Mark M. Mikhael, MD. Spine Surgeon at NorthShore Orthopaedic & Spine Institute and Illinois Bone & Joint Institute (Chicago & Glenview, Ill.): Value-based care. Insurance carriers are focused on value, efficiencies and the prevention of complications when it comes to patient care. Spine surgeons need to keep moving forward in that direction to see further advancements. Because we have established standardized protocols and efficiencies, patients are leaving the hospital sooner and recovering faster, and that is leading to value in patient care. We are getting patients out of the "sick state" and back to a normal life quicker, which usually means less opioid use and fewer readmissions. Many people think advancement means implementing more technology, but that's not the case. Making patient care better starts with streamlining the process, so patients spend less time in the hospital and more time at home recovering.

Issada Thongtrangan, MD. Microspine (Phoenix): We still have no great treatments for spinal cord injury and chronic low back pain. Advancement in stem cells will be a breakthrough treatment for those with devastating conditions. It will definitely need more research, clinical data and investments in both private and federal sectors.

Andrew Cordover, MD. Andrews Sports Medicine & Orthopaedic Center (Birmingham, Ala.): We must continue outcomes research and evaluate predictors of outcomes.
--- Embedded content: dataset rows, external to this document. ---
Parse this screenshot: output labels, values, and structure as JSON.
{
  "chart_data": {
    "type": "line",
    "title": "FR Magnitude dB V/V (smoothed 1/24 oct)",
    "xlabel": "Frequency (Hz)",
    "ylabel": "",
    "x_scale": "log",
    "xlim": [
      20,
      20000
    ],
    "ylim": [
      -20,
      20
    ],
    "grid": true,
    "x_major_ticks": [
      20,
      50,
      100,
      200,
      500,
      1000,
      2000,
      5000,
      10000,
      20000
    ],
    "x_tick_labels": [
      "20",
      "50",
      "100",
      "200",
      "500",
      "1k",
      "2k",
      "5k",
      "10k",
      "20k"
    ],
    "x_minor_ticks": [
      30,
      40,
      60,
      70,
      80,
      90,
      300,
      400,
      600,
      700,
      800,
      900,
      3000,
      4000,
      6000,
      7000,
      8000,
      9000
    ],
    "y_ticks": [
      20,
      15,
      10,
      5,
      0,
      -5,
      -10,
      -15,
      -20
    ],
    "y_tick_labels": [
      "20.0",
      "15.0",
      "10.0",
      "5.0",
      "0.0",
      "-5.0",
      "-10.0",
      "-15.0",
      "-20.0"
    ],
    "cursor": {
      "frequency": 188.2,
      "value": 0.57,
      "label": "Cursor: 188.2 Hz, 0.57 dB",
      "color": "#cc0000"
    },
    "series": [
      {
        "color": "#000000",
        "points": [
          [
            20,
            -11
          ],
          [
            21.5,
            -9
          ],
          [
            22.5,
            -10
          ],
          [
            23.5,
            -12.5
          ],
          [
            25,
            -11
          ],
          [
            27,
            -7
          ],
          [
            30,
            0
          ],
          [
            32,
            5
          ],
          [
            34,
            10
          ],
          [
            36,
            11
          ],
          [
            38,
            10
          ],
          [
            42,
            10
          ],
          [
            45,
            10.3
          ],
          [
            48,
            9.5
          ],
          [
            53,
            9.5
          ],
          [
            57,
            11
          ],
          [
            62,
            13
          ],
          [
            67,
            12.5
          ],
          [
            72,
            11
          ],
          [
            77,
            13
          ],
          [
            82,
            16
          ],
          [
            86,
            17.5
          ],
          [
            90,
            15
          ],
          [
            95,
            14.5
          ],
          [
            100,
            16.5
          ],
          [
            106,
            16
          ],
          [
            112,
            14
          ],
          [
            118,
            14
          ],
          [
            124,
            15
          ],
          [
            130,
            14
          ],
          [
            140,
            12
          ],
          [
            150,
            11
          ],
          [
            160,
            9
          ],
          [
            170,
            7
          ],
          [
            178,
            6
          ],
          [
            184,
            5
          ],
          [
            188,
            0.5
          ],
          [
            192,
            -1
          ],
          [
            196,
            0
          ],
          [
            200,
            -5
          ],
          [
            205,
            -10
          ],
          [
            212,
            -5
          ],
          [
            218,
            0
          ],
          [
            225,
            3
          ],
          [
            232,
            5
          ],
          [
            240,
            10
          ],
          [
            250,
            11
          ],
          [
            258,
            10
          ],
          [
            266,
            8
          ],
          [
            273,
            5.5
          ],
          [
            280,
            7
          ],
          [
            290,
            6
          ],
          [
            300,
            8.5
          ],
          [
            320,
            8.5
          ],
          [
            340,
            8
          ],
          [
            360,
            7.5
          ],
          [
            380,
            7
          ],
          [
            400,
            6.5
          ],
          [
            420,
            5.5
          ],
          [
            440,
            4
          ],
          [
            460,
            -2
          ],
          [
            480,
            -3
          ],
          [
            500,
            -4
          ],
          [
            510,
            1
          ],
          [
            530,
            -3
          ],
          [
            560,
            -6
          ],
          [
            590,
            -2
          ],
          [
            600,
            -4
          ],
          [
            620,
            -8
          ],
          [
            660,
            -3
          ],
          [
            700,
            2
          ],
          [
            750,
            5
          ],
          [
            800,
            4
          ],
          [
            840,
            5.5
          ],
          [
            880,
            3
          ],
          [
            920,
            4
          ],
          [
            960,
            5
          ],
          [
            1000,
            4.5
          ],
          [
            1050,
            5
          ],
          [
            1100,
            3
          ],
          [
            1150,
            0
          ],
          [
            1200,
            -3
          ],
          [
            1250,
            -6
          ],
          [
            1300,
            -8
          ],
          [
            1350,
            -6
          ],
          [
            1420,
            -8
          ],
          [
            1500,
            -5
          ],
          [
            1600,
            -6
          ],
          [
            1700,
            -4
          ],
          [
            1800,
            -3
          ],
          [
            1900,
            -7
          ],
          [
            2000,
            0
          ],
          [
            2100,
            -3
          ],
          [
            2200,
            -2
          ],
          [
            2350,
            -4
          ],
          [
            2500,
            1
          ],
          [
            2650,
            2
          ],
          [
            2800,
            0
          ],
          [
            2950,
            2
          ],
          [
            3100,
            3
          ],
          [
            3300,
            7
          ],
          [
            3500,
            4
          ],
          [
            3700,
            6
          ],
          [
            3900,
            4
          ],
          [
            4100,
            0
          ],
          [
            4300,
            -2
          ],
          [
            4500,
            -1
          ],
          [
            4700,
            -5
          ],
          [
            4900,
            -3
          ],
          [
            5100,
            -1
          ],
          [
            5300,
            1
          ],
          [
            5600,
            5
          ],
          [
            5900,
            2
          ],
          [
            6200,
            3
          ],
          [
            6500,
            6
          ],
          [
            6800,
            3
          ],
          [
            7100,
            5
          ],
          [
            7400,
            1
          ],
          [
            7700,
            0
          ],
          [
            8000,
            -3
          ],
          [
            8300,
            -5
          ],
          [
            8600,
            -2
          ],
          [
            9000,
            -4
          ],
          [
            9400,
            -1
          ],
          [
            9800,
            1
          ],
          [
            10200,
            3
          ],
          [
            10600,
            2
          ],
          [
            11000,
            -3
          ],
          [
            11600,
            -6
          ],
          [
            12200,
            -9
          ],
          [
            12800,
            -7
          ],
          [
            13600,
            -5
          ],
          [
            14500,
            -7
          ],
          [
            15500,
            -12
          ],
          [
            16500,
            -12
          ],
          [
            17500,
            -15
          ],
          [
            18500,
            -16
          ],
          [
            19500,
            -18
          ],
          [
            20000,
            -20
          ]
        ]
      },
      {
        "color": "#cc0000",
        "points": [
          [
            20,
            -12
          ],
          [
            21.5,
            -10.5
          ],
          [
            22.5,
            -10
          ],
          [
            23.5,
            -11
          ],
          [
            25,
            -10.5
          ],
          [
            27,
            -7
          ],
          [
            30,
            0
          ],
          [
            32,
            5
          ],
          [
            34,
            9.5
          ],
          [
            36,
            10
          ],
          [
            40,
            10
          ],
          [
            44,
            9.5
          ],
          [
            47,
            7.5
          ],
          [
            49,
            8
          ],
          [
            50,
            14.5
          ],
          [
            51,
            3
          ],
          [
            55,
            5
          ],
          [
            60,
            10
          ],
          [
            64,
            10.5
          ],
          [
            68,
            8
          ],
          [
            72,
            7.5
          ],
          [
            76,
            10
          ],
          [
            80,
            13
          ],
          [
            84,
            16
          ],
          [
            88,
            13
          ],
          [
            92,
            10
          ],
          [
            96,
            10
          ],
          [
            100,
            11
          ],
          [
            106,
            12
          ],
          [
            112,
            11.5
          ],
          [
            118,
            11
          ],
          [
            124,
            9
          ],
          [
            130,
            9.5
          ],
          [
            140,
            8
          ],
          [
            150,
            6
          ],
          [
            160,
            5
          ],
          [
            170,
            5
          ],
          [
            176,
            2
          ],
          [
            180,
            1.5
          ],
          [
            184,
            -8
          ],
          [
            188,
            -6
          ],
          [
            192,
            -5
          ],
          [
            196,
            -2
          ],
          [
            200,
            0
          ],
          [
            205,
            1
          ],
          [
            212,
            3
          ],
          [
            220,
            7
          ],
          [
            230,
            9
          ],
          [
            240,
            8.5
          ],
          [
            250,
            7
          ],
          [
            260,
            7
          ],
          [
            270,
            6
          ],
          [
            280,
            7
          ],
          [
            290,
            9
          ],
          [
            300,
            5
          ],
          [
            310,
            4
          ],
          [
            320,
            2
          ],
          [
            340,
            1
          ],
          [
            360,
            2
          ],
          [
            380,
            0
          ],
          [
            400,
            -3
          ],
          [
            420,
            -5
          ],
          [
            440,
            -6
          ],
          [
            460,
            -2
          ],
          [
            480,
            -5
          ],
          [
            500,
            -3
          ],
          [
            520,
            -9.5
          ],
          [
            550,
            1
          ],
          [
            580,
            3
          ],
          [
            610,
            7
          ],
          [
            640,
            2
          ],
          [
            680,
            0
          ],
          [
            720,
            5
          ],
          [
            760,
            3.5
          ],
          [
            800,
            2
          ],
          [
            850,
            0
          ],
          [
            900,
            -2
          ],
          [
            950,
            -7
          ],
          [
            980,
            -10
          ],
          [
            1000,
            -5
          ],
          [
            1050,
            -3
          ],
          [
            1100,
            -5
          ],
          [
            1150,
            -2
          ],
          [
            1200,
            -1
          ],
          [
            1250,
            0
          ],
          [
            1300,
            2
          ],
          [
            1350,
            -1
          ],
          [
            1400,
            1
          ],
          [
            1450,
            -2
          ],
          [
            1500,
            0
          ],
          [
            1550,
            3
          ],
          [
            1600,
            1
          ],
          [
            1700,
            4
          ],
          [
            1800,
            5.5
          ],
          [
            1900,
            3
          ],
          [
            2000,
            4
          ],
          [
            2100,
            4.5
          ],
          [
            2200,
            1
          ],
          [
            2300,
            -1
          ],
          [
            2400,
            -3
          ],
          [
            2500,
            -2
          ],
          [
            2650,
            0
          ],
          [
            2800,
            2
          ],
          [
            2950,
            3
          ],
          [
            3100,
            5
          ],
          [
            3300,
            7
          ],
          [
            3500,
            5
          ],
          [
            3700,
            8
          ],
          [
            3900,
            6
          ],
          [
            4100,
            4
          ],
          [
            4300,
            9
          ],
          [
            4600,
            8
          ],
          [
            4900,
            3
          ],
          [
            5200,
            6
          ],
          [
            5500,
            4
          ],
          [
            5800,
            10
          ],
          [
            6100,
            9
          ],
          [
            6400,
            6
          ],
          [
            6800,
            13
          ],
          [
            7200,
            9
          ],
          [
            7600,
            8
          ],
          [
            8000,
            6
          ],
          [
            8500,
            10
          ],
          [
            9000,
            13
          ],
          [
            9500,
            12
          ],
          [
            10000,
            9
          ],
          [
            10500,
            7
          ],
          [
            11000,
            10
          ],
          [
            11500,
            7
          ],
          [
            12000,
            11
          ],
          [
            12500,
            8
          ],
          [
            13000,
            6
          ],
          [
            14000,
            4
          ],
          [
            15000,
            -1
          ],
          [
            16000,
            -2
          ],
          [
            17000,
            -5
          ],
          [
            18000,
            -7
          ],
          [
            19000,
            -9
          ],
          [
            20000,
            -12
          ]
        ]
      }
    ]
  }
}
Additionally, we need to keep assessing the outcomes metrics we use, so we will responsibly spend our healthcare dollars.

Kevin Pauza, MD. Founder of Texas Spine and Joint Hospital (Tyler): Although I live and work in a "spine surgery environment" after founding the Texas Spine and Joint Hospital, admittedly research outcomes and patient driven trends are quickly directing care towards biologics offered in ASCs. Physicians offering only minimally invasive disc replacements and fusions (no matter how minimally invasive) will be left behind, because pain’s true origin is chemical, not mechanical. Even in my “spine surgery environment,” patients travel from around the world for biologic treatmentsto avoid surgery because spine surgery — no matter how small — potentially causes iatrogenic disc breakdown. Therefore, the future of spine is biologic disc restoration.

Spine biologics are three types: (1) stem cells, with or without scaffolding, from EmCyte and others; (2) disc sealants, such the Discseel procedure, using fibrin to seal annular defects, whether they’re iatrogenic or natural, while stimulating disc tissue growth,and; (3) miscellaneous biologics such as growth factors, and anti-inflammatory molecules including A2-M.

Surgeons will routinely: (1) decompress herniated discs with minimally invasive surgery; (2) immediately seal resultant surgical defects with the Discseel Procedure; and (3) introduce miscellaneous growth or antiinflammatory constituents into sealed discs to optimize disc healing. 

Spine’s treatment’s future excites me. especially with patients and logic directing thought leaders towardsdisc biologics.